The samples are taken from the original sample, not from the population.
3a.
set.seed(1)
treatement_group <- c(57,61)
control_group <- c(42,62,41,28)
diff <- mean(treatement_group) - mean(control_group)
diff
## [1] 15.75
sample <- sample(c(treatement_group,control_group),2)
print(c('diff is',mean(sample) - mean(c(treatement_group,control_group)[!c(treatement_group,control_group) %in% sample])))
## [1] "diff is" "16.5"
test_statistics = 1:20
for(i in 1:20) {
sample <- sample(c(treatement_group,control_group),2)
test_statistics[i] <-mean(sample) - mean(c(treatement_group,control_group)[!c(treatement_group,control_group) %in% sample])
}
hist(test_statistics)
proportion <- length(test_statistics[test_statistics >= diff]) / length(test_statistics)
proportion
## [1] 0.3
Here is the number of permutations with a statistic values greater than or equal to the original value, and then the exact p-value, respectively.
full_sample <- c(control_group, treatement_group)
count <- 0
for(i in 1:6) {
for(j in 1:6) {
if(i != j) {
treatement_group_perm <- full_sample[c(i,j)]
control_group_perm <- full_sample[!full_sample %in% treatement_group_perm]
perm_diff <- mean(treatement_group_perm) - mean(control_group_perm)
if(perm_diff >= diff) {
count <- count + 1
}
}
}
}
count
## [1] 6
count / 15
## [1] 0.4
My estimate was off by 10%, so it was fairly accurate but not perfect.
trees <- read.csv("nspines.csv")
plot(trees)
I think that it is appropriate to use t procedures.
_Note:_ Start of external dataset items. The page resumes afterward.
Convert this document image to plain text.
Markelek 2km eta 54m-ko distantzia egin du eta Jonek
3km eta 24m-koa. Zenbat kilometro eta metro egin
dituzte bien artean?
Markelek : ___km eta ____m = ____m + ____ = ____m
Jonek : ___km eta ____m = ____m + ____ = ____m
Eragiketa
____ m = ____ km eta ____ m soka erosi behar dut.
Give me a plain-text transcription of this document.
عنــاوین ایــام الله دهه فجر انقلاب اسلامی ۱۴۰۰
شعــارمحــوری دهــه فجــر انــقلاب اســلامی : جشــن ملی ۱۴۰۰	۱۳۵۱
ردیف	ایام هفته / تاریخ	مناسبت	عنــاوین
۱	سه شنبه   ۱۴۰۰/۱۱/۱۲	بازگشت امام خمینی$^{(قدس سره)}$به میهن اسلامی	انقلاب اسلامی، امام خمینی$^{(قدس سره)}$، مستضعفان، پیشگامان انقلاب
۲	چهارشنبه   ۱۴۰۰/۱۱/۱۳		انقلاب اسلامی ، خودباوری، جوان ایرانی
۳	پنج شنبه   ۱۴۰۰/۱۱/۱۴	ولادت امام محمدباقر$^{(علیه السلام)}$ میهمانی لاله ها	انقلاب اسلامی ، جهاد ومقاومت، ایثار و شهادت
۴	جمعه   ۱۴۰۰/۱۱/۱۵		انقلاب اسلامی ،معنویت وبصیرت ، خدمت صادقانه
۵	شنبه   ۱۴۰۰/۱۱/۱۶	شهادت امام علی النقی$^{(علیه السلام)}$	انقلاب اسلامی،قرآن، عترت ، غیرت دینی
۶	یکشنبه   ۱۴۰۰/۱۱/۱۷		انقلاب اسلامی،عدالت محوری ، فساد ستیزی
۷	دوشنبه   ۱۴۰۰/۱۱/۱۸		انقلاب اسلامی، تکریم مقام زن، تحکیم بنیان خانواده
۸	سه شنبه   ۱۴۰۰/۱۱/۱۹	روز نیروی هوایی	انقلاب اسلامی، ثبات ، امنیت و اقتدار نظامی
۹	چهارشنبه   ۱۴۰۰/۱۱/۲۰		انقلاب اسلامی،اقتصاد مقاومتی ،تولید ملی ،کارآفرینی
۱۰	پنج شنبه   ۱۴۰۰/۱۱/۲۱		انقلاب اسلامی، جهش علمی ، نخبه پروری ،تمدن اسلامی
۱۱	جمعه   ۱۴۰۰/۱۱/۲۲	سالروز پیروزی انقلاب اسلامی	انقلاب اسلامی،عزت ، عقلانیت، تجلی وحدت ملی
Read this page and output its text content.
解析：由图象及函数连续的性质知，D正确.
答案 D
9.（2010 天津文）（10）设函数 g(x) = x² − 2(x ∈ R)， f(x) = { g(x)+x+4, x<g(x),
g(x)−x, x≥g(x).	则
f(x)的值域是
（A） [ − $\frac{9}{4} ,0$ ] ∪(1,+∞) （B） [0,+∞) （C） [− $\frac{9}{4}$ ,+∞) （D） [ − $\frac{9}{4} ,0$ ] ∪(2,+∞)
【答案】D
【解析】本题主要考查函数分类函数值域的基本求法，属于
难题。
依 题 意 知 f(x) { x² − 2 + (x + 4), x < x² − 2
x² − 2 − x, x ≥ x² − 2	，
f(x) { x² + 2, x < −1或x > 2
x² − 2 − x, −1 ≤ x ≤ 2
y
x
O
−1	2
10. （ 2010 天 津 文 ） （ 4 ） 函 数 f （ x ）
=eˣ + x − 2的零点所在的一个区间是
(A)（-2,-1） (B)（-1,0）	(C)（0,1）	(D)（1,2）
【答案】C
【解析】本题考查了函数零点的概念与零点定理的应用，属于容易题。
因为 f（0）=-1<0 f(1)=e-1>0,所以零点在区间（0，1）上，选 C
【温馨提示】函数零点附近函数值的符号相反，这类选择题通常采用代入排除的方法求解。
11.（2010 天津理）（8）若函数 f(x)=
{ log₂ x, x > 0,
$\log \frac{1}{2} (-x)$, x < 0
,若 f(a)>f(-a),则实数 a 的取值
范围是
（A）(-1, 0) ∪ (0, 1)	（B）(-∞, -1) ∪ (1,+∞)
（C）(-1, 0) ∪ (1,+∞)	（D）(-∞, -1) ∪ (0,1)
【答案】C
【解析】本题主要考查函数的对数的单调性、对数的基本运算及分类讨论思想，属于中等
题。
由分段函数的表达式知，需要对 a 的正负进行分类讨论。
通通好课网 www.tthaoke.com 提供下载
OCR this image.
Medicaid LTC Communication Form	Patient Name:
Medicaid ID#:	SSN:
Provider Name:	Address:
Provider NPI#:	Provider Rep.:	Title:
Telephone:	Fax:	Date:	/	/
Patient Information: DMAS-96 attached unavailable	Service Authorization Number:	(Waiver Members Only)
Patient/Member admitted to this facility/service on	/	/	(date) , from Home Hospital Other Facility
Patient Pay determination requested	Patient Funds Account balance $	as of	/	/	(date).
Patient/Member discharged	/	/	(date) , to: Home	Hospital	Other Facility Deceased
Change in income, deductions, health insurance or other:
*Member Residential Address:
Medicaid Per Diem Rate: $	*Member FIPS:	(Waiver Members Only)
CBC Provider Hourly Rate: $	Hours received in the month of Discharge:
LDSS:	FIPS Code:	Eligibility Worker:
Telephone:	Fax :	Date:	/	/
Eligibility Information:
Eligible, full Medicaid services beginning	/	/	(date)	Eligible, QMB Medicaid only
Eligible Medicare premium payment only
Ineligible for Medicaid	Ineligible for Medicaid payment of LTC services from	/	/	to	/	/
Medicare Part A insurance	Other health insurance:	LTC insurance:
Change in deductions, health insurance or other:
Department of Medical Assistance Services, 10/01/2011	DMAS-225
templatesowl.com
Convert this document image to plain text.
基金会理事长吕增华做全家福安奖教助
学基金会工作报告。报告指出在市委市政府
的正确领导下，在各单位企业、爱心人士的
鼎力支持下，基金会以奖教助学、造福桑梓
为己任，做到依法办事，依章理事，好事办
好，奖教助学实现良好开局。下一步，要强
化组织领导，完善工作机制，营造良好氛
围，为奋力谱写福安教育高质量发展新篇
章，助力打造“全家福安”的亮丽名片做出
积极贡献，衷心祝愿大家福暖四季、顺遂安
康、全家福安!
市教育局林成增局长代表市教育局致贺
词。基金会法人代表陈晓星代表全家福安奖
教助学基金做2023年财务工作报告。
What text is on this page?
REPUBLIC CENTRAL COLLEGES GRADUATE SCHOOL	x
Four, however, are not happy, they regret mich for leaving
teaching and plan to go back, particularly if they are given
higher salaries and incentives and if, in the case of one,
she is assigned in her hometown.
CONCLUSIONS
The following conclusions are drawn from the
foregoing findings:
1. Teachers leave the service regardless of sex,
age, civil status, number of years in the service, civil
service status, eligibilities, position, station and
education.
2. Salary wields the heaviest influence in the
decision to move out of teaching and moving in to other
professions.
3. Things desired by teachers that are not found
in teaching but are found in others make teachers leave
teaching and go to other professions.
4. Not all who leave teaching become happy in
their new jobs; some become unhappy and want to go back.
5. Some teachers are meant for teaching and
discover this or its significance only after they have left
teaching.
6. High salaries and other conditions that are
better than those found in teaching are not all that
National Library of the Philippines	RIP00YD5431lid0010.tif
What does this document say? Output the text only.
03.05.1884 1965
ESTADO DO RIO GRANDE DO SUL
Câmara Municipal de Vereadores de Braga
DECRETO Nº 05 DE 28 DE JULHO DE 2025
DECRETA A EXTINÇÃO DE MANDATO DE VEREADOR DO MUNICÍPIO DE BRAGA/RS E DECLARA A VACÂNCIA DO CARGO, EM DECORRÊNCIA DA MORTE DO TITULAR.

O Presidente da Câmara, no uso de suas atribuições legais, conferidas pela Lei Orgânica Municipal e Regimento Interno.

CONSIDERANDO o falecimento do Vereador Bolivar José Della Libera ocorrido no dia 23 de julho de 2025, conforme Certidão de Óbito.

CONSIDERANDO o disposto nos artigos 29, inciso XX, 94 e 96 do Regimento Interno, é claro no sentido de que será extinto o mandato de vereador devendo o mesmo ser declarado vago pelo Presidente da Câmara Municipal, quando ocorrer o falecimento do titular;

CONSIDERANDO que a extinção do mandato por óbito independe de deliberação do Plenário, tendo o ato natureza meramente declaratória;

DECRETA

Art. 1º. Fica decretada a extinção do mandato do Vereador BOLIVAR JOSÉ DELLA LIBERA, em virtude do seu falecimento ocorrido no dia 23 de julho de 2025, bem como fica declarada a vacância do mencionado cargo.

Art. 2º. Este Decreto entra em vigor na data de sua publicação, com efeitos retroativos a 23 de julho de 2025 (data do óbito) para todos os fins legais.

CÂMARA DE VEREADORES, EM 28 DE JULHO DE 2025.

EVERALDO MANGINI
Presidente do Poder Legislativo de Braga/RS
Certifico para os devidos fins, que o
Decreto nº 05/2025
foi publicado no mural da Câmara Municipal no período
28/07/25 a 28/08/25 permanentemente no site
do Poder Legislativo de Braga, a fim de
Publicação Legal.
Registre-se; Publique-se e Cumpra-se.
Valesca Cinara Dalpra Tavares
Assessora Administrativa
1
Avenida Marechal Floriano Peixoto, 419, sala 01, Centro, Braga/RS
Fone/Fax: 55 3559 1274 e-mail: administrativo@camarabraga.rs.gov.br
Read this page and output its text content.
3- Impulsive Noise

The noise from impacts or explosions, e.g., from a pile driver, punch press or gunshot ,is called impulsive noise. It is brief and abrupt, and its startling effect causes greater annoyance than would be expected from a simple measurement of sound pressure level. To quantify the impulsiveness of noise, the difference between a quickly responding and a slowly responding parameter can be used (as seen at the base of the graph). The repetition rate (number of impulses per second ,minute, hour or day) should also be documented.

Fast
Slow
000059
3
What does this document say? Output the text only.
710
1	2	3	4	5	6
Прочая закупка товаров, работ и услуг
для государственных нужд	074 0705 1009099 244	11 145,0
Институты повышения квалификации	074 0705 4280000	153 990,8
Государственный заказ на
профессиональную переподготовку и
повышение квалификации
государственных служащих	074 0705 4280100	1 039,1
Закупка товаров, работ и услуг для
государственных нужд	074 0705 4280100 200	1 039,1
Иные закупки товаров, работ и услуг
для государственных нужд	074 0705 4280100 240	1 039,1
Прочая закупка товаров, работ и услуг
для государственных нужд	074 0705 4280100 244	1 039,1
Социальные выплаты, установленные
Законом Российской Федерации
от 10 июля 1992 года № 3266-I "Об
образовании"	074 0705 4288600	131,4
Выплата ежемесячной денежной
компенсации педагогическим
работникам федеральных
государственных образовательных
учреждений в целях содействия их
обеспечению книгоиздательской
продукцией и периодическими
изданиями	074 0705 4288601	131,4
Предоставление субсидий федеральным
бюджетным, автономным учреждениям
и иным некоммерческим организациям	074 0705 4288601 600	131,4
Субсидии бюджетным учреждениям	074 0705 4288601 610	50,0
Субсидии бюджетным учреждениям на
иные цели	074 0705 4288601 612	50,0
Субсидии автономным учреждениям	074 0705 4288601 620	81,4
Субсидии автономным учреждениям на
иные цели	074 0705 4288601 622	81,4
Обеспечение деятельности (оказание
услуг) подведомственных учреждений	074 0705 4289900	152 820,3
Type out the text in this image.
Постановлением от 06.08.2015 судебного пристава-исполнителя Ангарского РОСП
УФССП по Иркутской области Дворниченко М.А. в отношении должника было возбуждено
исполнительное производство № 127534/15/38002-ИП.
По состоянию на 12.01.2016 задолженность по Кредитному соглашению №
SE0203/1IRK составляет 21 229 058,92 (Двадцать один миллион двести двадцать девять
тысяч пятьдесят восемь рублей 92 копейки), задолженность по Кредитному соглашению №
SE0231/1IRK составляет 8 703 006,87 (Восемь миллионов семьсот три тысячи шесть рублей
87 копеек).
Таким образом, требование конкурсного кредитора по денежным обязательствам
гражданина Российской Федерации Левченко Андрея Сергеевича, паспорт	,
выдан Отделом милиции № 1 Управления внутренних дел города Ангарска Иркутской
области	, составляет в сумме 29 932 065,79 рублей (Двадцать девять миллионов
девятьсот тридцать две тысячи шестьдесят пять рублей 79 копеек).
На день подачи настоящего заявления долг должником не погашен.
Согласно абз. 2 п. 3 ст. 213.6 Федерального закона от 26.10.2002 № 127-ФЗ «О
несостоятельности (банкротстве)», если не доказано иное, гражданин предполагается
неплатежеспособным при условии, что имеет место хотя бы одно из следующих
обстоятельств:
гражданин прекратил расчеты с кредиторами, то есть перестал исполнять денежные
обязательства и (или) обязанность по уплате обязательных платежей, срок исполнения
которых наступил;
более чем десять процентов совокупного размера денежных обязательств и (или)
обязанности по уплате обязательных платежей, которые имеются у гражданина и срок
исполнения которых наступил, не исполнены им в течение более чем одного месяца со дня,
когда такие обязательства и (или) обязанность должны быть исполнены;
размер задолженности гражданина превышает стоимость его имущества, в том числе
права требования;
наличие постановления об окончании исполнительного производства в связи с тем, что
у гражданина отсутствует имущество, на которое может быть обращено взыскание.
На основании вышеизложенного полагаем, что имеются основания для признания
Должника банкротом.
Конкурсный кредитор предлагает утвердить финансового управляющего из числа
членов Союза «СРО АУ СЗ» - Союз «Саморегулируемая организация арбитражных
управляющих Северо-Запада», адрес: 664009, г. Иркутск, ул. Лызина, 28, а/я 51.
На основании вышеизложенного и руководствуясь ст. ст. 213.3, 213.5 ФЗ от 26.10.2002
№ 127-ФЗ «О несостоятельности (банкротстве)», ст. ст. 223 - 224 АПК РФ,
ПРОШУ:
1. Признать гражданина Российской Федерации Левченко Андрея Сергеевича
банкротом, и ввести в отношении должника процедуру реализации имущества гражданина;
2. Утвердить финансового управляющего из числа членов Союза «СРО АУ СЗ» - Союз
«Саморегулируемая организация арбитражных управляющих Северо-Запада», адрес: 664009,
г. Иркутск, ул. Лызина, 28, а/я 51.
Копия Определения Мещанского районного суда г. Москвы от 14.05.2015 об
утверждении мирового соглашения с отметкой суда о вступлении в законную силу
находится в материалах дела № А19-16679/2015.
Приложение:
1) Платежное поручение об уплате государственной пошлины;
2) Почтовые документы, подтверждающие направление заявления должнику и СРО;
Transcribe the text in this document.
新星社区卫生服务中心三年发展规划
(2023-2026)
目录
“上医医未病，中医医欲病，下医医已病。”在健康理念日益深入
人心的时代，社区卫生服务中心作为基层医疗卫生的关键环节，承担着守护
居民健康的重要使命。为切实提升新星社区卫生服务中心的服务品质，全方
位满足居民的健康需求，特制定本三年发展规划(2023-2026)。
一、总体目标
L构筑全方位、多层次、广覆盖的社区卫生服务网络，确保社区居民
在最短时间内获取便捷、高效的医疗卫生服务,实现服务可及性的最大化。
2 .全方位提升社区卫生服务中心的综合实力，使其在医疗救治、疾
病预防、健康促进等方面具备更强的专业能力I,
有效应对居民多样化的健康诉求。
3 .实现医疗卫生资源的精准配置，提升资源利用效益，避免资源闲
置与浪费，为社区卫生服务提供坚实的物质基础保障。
The boxplots look approximately normally distributed, and n = 60 so we have a reasonably large sample size.
test_statistic = mean(trees$dbh[trees$ns == 'n']) - mean(trees$dbh[trees$ns == 's'])
test_statistic
## [1] -10.83333
boot_sample <- bootStrapCI2(trees$dbh[trees$ns == 'n'],trees$dbh[trees$ns == 's'], 1000)
hist(boot_sample)
#quantile
quantile_method_result <- quantile(boot_sample, c(0.025, 0.975))
sprintf("quantile CI: 2.5%% is %f, 97.5%% is %f", quantile_method_result[1], quantile_method_result[2])
## [1] "quantile CI: 2.5% is -18.798833, 97.5% is -2.898583"
#hybrid
hybrid_method_result <- (test_statistic)+c(-1,1)*qt(0.975, df=14)*sd(boot_sample)
sprintf("hybrid CI: 2.5%% is %f, 97.5%% is %f", hybrid_method_result[1], hybrid_method_result[2])
## [1] "hybrid CI: 2.5% is -19.762170, 97.5% is -1.904496"
I do not think that these confidence intervals would be reliable. Looking at the histogram, it does not appear to be normal; the data looks to be skewed to the right.
t.test(trees$dbh[trees$ns == 'n'],trees$dbh[trees$ns == 's'])
##
## Welch Two Sample t-test
##
## data: trees$dbh[trees$ns == "n"] and trees$dbh[trees$ns == "s"]
## t = -2.6286, df = 55.725, p-value = 0.01106
## alternative hypothesis: true difference in means is not equal to 0
## 95 percent confidence interval:
## -19.090199 -2.576468
## sample estimates:
## mean of x mean of y
## 23.70000 34.53333
The bootstrapped confidence intervals are very similar to the one produced by the traditional t test. The upper bound of the traditional t test interval is slightly larger than either bootstrapped test, and the lower bound falls between the lower bound produced by the hybrid method and the quantile method. I would opt to uses the traditional t test, since the histogram of the bootstrapped sample wasn’t normally distributed, resulting in a flawed test.